Fatih'in İstanbul'u fethetme anlayışıyla, Abdulhamit'in devlet
yönetme özellikleriyle, Atatürk, İnönü, Menderes, Özal ve Erdoğan
sürecine kadar aynı ruhun ve görünmez gücün etkisiyle eşitlenme
yapılmakta ve böylece bugün yapılması düşünülen, planlanan ve
gerçekleşen bütün gelişmelere bu sürecin doğal sonucu olduğu
inancıyla sorgulama yapılmaması gerektiğine vardırmaktadırlar.
Referans olarak ortaya konulan bütün değerler zaten sorgulanmayan
veya tam inanılmış değerler olması dikkat çekicidir.
Alparslan Türkeş, Necmettin Erbakan ve Süleyman Demirel'in
bu görünmez devlet ruhu tarafından ortaya çıkarılan oyuncular
olduğu ama diğer isimlerin asıl unsur ve değişimi sağlayıp 1000
yıllık hayalleri gerçekleştirecek unsurlar olduğu inancını
yaymaktadırlar.
ERGENEKON SÜRECİNİ BAŞLATAN DA GÖRÜNMEZ EL...

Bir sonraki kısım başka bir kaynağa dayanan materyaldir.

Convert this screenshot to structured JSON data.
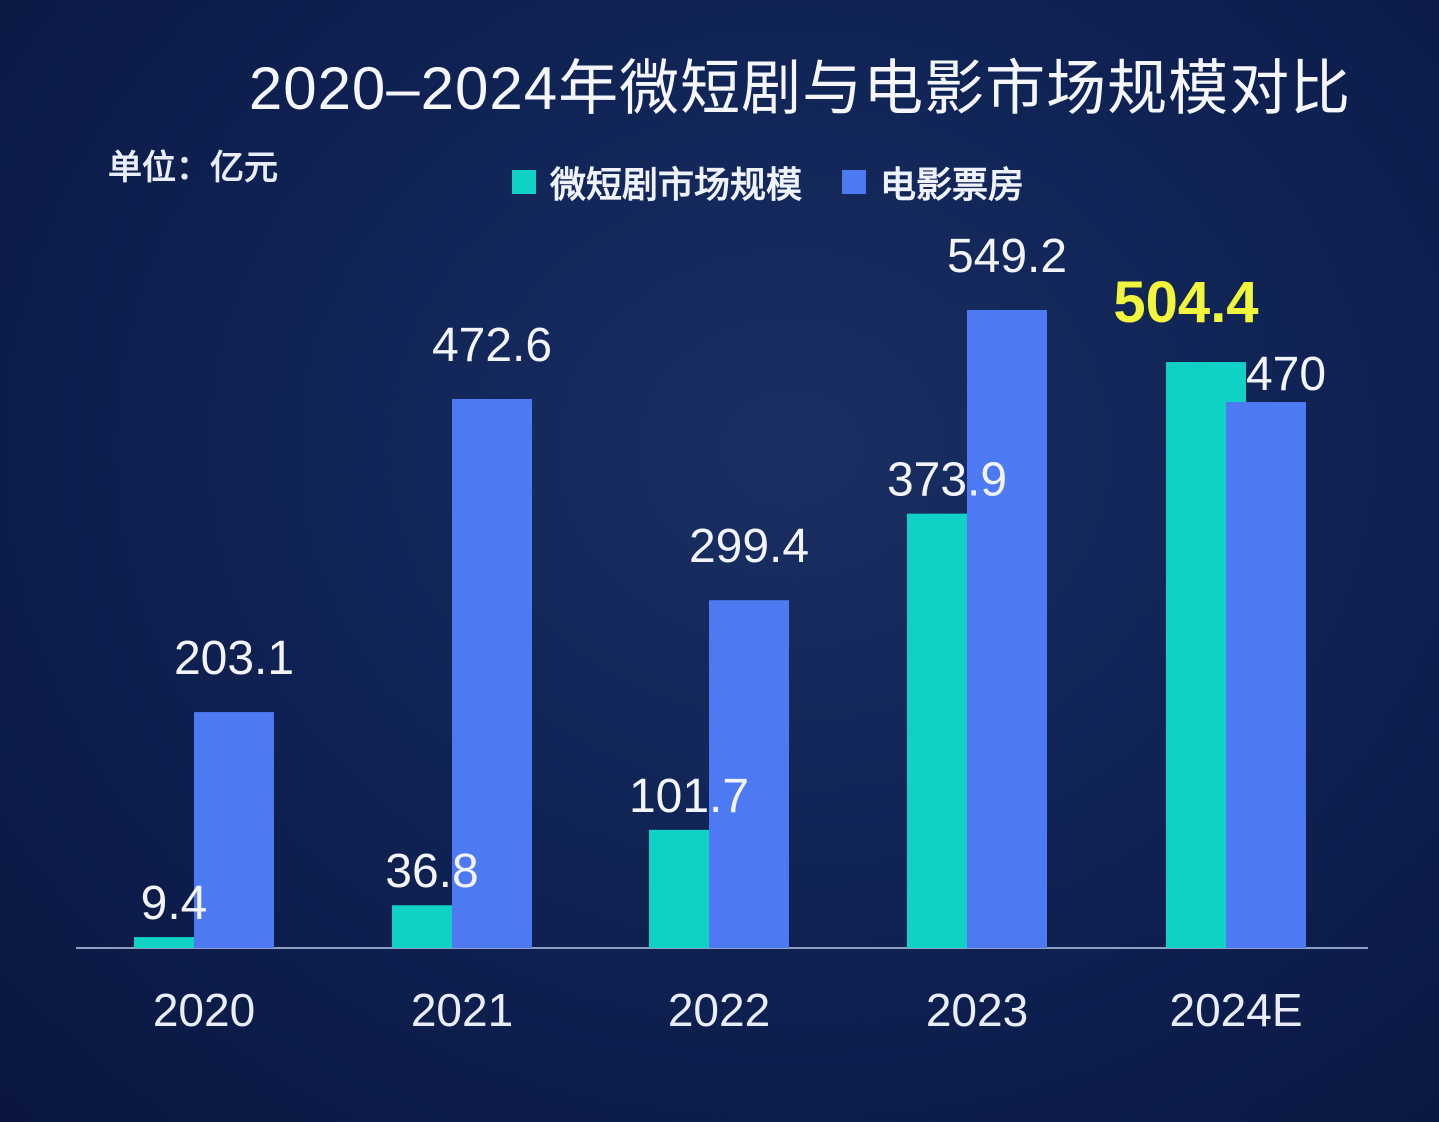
{
  "chart_data": {
    "type": "bar",
    "title": "2020–2024年微短剧与电影市场规模对比",
    "unit_label": "单位：亿元",
    "categories": [
      "2020",
      "2021",
      "2022",
      "2023",
      "2024E"
    ],
    "series": [
      {
        "name": "微短剧市场规模",
        "color": "#0fd1c4",
        "values": [
          9.4,
          36.8,
          101.7,
          373.9,
          504.4
        ]
      },
      {
        "name": "电影票房",
        "color": "#4d79f2",
        "values": [
          203.1,
          472.6,
          299.4,
          549.2,
          470
        ]
      }
    ],
    "value_labels": {
      "series0": [
        "9.4",
        "36.8",
        "101.7",
        "373.9",
        "504.4"
      ],
      "series1": [
        "203.1",
        "472.6",
        "299.4",
        "549.2",
        "470"
      ]
    },
    "highlight": {
      "series": 0,
      "index": 4,
      "color": "#f1f53b"
    },
    "ylim": [
      0,
      600
    ],
    "grid": false,
    "legend_position": "top-center"
  }
}
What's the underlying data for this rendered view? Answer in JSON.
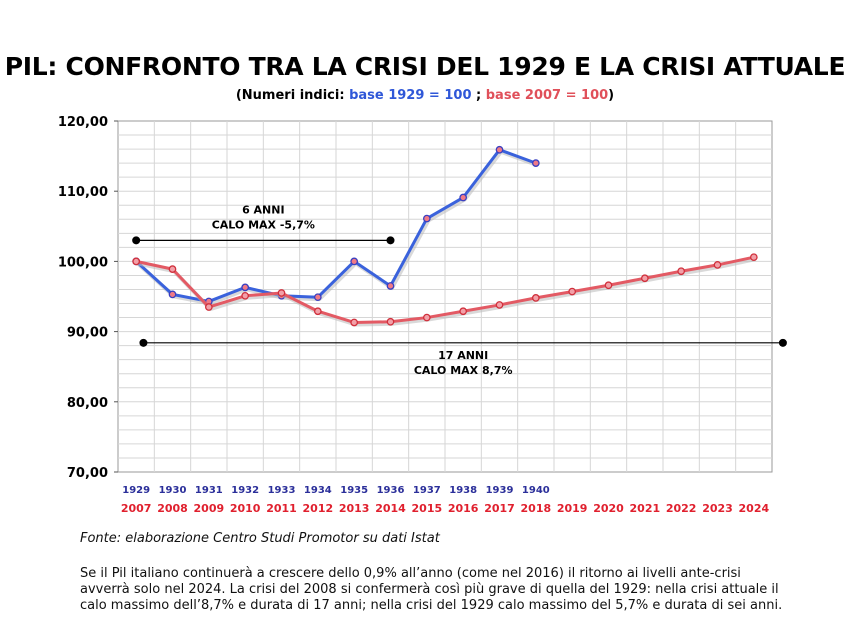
{
  "title": "PIL: CONFRONTO TRA LA CRISI DEL 1929 E LA CRISI ATTUALE",
  "subtitle": {
    "open": "(Numeri indici: ",
    "blue": "base 1929 = 100",
    "sep": " ; ",
    "red": "base 2007 = 100",
    "close": ")"
  },
  "chart_data": {
    "type": "line",
    "ylim": [
      70,
      120
    ],
    "yticks": [
      "70,00",
      "80,00",
      "90,00",
      "100,00",
      "110,00",
      "120,00"
    ],
    "grid": true,
    "x_labels_1929": [
      "1929",
      "1930",
      "1931",
      "1932",
      "1933",
      "1934",
      "1935",
      "1936",
      "1937",
      "1938",
      "1939",
      "1940"
    ],
    "x_labels_2007": [
      "2007",
      "2008",
      "2009",
      "2010",
      "2011",
      "2012",
      "2013",
      "2014",
      "2015",
      "2016",
      "2017",
      "2018",
      "2019",
      "2020",
      "2021",
      "2022",
      "2023",
      "2024"
    ],
    "series": [
      {
        "color": "#3a62dc",
        "values": [
          100,
          95.3,
          94.3,
          96.3,
          95.1,
          94.9,
          100,
          96.5,
          106.1,
          109.1,
          115.9,
          114
        ]
      },
      {
        "color": "#e35a64",
        "values": [
          100,
          98.9,
          93.5,
          95.1,
          95.5,
          92.9,
          91.3,
          91.4,
          92.0,
          92.9,
          93.8,
          94.8,
          95.7,
          96.6,
          97.6,
          98.6,
          99.5,
          100.6
        ]
      }
    ],
    "annotations": [
      {
        "lines": [
          "6 ANNI",
          "CALO MAX -5,7%"
        ],
        "y": 103,
        "from_index": 0,
        "to_index": 7
      },
      {
        "lines": [
          "17 ANNI",
          "CALO MAX 8,7%"
        ],
        "y": 88.4,
        "from_index": 0.2,
        "to_index": 17.8
      }
    ]
  },
  "source": "Fonte: elaborazione Centro Studi Promotor su dati Istat",
  "note": [
    "Se il Pil italiano continuerà a crescere dello 0,9% all’anno (come nel 2016) il ritorno ai livelli ante-crisi",
    "avverrà solo nel 2024. La crisi del 2008 si confermerà così più grave di quella del 1929: nella crisi attuale il",
    "calo massimo dell’8,7% e durata di 17 anni; nella crisi del 1929 calo massimo del 5,7% e durata di sei anni."
  ]
}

Ak Parti iktidarının Ergenekon sürecini başlatma izninin bu
görünmez el tarafından verildiği, Kürtlerin toptan bir şekilde
Türklere ve devlete karşı koymamalarının bu el tarafından
önlendiği, bu görünmez elin Ermenilerle bir probleminin olmadığını
ve bu elin her durumda büyük Türk ideallerine hizmet ettiğini,
devletin geleceğini düşündüğünü ve güçlü olmasını istediğine
inandırmak için bütün mantıksal kurguları kuruyor ve bu kurguları
yine manevi değerler üstüne oturtuyorlar.
Yeni yazılacak anayasaya konulması zaruriyeti olan maddeler arasında Kürtlerin anayasal hakları olduğu düşüncesi ve ilk üç maddenin kaldırılmasının yine bu görünmeyen elin talep ettiği söylemiyle son buluyor. Ki bunun karşılığı olarak Kuzey Irak'taki Kürt özerk bölgesinin bağımsızlık ilanında bulunacağı ve böylece Türkiye Kürtlerinin zapt edilemez bir taşkınlığa doğru gideceği, Suriye koridorunun bağımsızlığını ilan edecek Kürt devletinin denizlere ulaşması için kullanılacağı tehdidi ve korkusu da söylemlerin arasına yerleştiriliyor.
Görünmez, bilinmez, sorgulanmaz, somutlaştırılamaz bu devlet ruhu ve aklı, görünmez olan o siyaset dışındaki eliyle siyaseti ve devleti dizayn ederek büyük ve bin yıllık idealleri gerçekleştireceği inancı oluşturuluyor. Nasıl ola oluşturulmaya çalışılana inanmayacak kadar hassasiyeti olanlar hikmeti anlayamayan durumuna düşmemek için susacak, zaten inanan ve kayıtsız şartsız kabul edenler ise var güçleriyle destek olacaklardır.
Muhafazakâr, İslami, milli ve sağ diye nitelendirilen geniş kitlelerin mantıksal algıları inandırmaya çalışanlar için kullanılabilecek en elverişli altyapıya sahiptir. Sorgulamayı bilmeyen veya doğru sorgulama yapamayan bu gruba ek olarak yandaş, çıkarını düşünen ve güce tapınanları koyunca çok önemli bir kitle operasyon için hazır duruma getirilmiş olacaktır.
Son zamanlarda sıkça duyduğum bu inandırma faaliyetinde bulunanların oyununu bozacak küçük sorulara bile aşağılayıcı bir üslup takınarak "sen anlamazsın, senin anlayacağın şeyler değildir" yaklaşımları ise çok ciddi bir planlamayla karşı karşıya olduğumuzu göstermektedir.
Bu planlamanın ipliğini pazara çıkaran bu analiz yazısından sonra o görünmez elin gazabı devreye gireceğe benziyor. Ama inanmayanlar için gazap sahibi gizli el değil, görünmez olmaya çalışan çıkarcılar ve planlayıcılardır. Ki bunların kim olduğu da zaten bilinmektedir.